Solving the puzzle of why the markets don’t anticipate and punish serial acquirers: new study classifies acquirers as loners, sprinters, occasional acquirers and marathoners to help predict future activity.

Conventional wisdom, backed up by prior studies, holds that as serial acquirers acquire more firms they earn lower and lower returns as the market can spot them a mile away. Yet some acquirers don’t follow this pattern, but instead earn persistently higher returns in subsequent acquisitions.

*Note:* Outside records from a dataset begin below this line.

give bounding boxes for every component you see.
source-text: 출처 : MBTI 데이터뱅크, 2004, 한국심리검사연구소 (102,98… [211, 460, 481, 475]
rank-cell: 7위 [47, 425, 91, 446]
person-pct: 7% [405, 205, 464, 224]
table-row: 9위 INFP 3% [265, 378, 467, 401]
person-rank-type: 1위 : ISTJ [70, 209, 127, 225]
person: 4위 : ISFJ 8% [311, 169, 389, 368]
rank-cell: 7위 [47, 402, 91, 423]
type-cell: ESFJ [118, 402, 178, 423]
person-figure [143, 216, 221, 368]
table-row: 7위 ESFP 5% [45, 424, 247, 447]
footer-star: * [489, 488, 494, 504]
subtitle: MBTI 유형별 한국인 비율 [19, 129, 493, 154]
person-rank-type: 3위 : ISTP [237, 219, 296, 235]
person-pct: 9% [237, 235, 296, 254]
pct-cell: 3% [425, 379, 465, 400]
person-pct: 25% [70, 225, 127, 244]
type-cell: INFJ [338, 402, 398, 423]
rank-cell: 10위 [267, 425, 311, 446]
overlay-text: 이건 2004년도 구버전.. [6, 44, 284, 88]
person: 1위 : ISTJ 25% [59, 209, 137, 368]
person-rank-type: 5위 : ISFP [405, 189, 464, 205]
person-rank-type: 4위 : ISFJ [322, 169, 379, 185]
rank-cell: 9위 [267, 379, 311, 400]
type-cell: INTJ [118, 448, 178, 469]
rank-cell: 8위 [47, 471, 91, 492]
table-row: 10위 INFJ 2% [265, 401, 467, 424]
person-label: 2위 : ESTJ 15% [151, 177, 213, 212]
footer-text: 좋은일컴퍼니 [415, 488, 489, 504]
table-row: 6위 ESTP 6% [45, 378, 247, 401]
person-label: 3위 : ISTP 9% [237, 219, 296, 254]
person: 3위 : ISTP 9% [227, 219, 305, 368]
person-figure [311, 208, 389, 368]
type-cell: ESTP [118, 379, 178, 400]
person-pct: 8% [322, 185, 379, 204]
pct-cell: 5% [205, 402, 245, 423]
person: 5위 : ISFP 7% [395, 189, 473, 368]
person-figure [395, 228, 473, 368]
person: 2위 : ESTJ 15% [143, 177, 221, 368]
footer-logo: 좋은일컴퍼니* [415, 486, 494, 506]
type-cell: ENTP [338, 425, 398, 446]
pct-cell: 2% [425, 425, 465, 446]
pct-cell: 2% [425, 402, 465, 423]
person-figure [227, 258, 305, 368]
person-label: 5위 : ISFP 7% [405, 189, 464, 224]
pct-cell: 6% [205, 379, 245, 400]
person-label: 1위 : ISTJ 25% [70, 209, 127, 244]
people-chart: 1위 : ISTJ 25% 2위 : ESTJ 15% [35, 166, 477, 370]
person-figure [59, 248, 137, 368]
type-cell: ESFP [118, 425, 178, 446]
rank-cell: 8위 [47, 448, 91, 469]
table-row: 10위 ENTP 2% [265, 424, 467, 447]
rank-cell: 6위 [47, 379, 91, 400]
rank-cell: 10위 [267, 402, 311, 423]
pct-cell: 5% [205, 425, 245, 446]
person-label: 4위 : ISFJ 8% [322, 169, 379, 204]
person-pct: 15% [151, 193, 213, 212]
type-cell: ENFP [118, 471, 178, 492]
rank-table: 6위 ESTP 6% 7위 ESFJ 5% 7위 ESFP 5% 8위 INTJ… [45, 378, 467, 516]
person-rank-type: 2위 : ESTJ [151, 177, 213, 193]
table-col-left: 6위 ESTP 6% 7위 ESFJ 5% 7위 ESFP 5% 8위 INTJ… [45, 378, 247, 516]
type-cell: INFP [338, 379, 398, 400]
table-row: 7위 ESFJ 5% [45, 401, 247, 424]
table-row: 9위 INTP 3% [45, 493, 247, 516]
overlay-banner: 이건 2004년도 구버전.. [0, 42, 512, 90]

This poses a puzzle: why does the market not anticipate and punish these ‘extraordinary’ acquirers?

Serial acquirers fall into 4 categories

A new study addresses this puzzle by separating acquirers into 4 categories that can help predict future activity:

  1. “loners” that make just one or 2 acquisitions
  2. “occasional acquirers” that only acquire a few targets
  3. “sprinters” that make short-lived bursts of acquisitions
  4. “marathoners” that almost never stop acquiring

The study, published in the Review of Corporate Finance Studies, finds in effect that the market is likely to be using a simple ex ante (before-the-fact) classification such as this to predict which acquirer is going to acquire before they actually acquire. So an explanation for declining returns of many serial acquirers is that future acquisition market reactions are lower because expectations of future activity have already been incorporated into acquirer’s market value; many extraordinary acquirers do not make lots of acquisitions so their activity cannot be predicted, and this helps them attain continuing higher returns from their takeover activity.

Predicting behaviour has implications beyond mergers and acquisitions

Raghavendra Rau.

“The study moves beyond previous academic research that looked at serial acquirers as a homogenous class. It is difficult to believe that markets would treat Microsoft, for example, exactly as they would treat an acquirer who acquires only once,” says study co-author Raghavendra Rau, Sir Evelyn de Rothschild Professor of Finance at Cambridge Judge Business School. “Our methodology shows that not all serial acquirers follow the same takeover patterns, and this ex ante information on acquirer types enables our model to predict acquisition activity far more accurately.

“We believe that these results have potential implications beyond M&A activity, including for hedge fund managers who compute acquisition intensity probabilities, share repurchases which often occur regularly and predictably, and mutual fund manager performance yardsticks. If events can be predicted, then the methodologies measuring the returns to the events are understated because the market already discounts the predictable part of the event.

In the USA, just less than a fifth of acquirers made 60% of all acquisitions

The study is based on a large sample of 55,482 acquisitions of US public, private, and subsidiary targets by 8,640 US publicly listed acquirers from 1989 to 2018. While 46% of the sample’s acquirers made just one or 2 acquisitions over the 3-decade study period, 17.5% of acquirers made 60% of all acquisitions.

“Once we adjust for market anticipation, we find little evidence of declining returns for the most frequent serial acquirers,” the study says. “On average, serial acquirers seem to experience a positive benefit-cost trade-off in their serial acquisition dynamics.”

Little movement between the 4 categories – except when publicly listed targets are involved

The four classification groups are very stable over time. “In any given year, 71% of loners, 72% of occasional acquirers, 54% of sprinters, and 85% of marathoners (the most stable type) remain in the same classification type as in the prior year.” Less stable over time, however, was the type of acquirer involved in deals involving publicly listed targets: in the 1990s most of these targets were acquired by loners or occasional acquirers; in the 2000s acquirer types were more balanced; and in the 2010s these deals were “increasingly dominated by marathoners” with loners largely disappearing from view. This is in line with increased concentration levels in many US industries since the late 1990s.